いい奴かどうかは関係なく、無慈悲に命が奪われてゆく様は、改めて戦争な悲惨さを感じさせます。
米軍指揮官の「敵も見方も狂っている」という言葉には、例え優勢だとしても、狂っていないといられない、戦争という過酷な環境を示しているように思います。 -
片倉兵長、あの状態から早々の完全復活。怖い。
米軍の英語が、わかる単語以外めっちゃ読みにくいのとか、本当によくできた漫画で感心する。「なにを話してるんだ?」って聞きにくい声を一生懸命聞くキャラクターと同じ気持ちになる。
あと、どうしても言いたいことがあるんだけど。
「高木ってなに?サイコパス??」
もう高木こえぇよ。いなくなってくれよ、マジで。そう思いながら読んでた。泉くんとのやりとりとか、もうホント怖いわ。何か欠落してるキャラをこの頭身で描かれると本当に怖いわ。干からびててくれ。
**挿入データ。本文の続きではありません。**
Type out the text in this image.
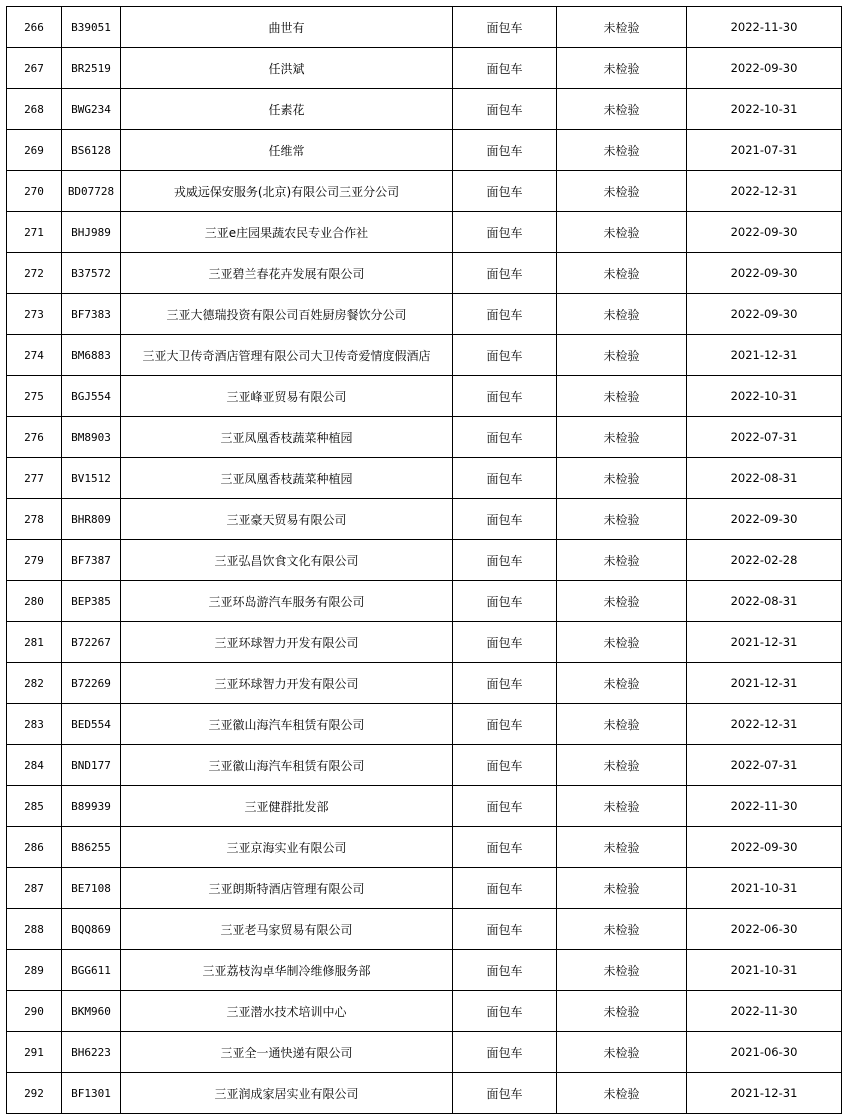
266	B39051	曲世有	面包车	未检验	2022-11-30
267	BR2519	任洪斌	面包车	未检验	2022-09-30
268	BWG234	任素花	面包车	未检验	2022-10-31
269	BS6128	任维常	面包车	未检验	2021-07-31
270	BD07728	戎威远保安服务(北京)有限公司三亚分公司	面包车	未检验	2022-12-31
271	BHJ989	三亚e庄园果蔬农民专业合作社	面包车	未检验	2022-09-30
272	B37572	三亚碧兰春花卉发展有限公司	面包车	未检验	2022-09-30
273	BF7383	三亚大德瑞投资有限公司百姓厨房餐饮分公司	面包车	未检验	2022-09-30
274	BM6883	三亚大卫传奇酒店管理有限公司大卫传奇爱情度假酒店	面包车	未检验	2021-12-31
275	BGJ554	三亚峰亚贸易有限公司	面包车	未检验	2022-10-31
276	BM8903	三亚凤凰香枝蔬菜种植园	面包车	未检验	2022-07-31
277	BV1512	三亚凤凰香枝蔬菜种植园	面包车	未检验	2022-08-31
278	BHR809	三亚豪天贸易有限公司	面包车	未检验	2022-09-30
279	BF7387	三亚弘昌饮食文化有限公司	面包车	未检验	2022-02-28
280	BEP385	三亚环岛游汽车服务有限公司	面包车	未检验	2022-08-31
281	B72267	三亚环球智力开发有限公司	面包车	未检验	2021-12-31
282	B72269	三亚环球智力开发有限公司	面包车	未检验	2021-12-31
283	BED554	三亚徽山海汽车租赁有限公司	面包车	未检验	2022-12-31
284	BND177	三亚徽山海汽车租赁有限公司	面包车	未检验	2022-07-31
285	B89939	三亚健群批发部	面包车	未检验	2022-11-30
286	B86255	三亚京海实业有限公司	面包车	未检验	2022-09-30
287	BE7108	三亚朗斯特酒店管理有限公司	面包车	未检验	2021-10-31
288	BQQ869	三亚老马家贸易有限公司	面包车	未检验	2022-06-30
289	BGG611	三亚荔枝沟卓华制冷维修服务部	面包车	未检验	2021-10-31
290	BKM960	三亚潜水技术培训中心	面包车	未检验	2022-11-30
291	BH6223	三亚全一通快递有限公司	面包车	未检验	2021-06-30
292	BF1301	三亚润成家居实业有限公司	面包车	未检验	2021-12-31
頼む。
以下ネタバレ。
泉くんのところ、泣いた。少尉の影を追い、想い、生きてきた。それが憧れが尊敬か恋か愛かわからないけど。彼にとって少尉ははじめて自分を一人間として認めてくれた人だったんだろう。死に際に彼が最後の最後まで握った紅は「隠したいもの」だったのか「手放したくないもの」だったのか。 -
冒頭、田丸一等兵の故郷である水戸に黒い煤が降る。昭和20年3月10日、東京大空襲の翌日のことであった。その頃、遠くペリリュー島では、田丸たちが持久作戦のため分散して各壕に潜んでいた。しかし、物資調達部隊が待ち伏せに遭って竹野内中尉が捕虜となり、各壕の配置を知った米軍が一斉に掃討作戦を開始する。長い一日の始まりだった。なお、本書に描かれたような米兵による日本兵の遺体(または重傷者)損壊行為はこの頃には常態化していた。リンドバーク曰く、「金歯を求めて日本兵の遺体の口をこじ開けたアメリカ兵の話(『そいつは歩兵お得意の内職でね』)。…この戦争はドイツ人や日本人ばかりではない、あらゆる諸国民に恥辱と荒廃をもたらしたのだ」。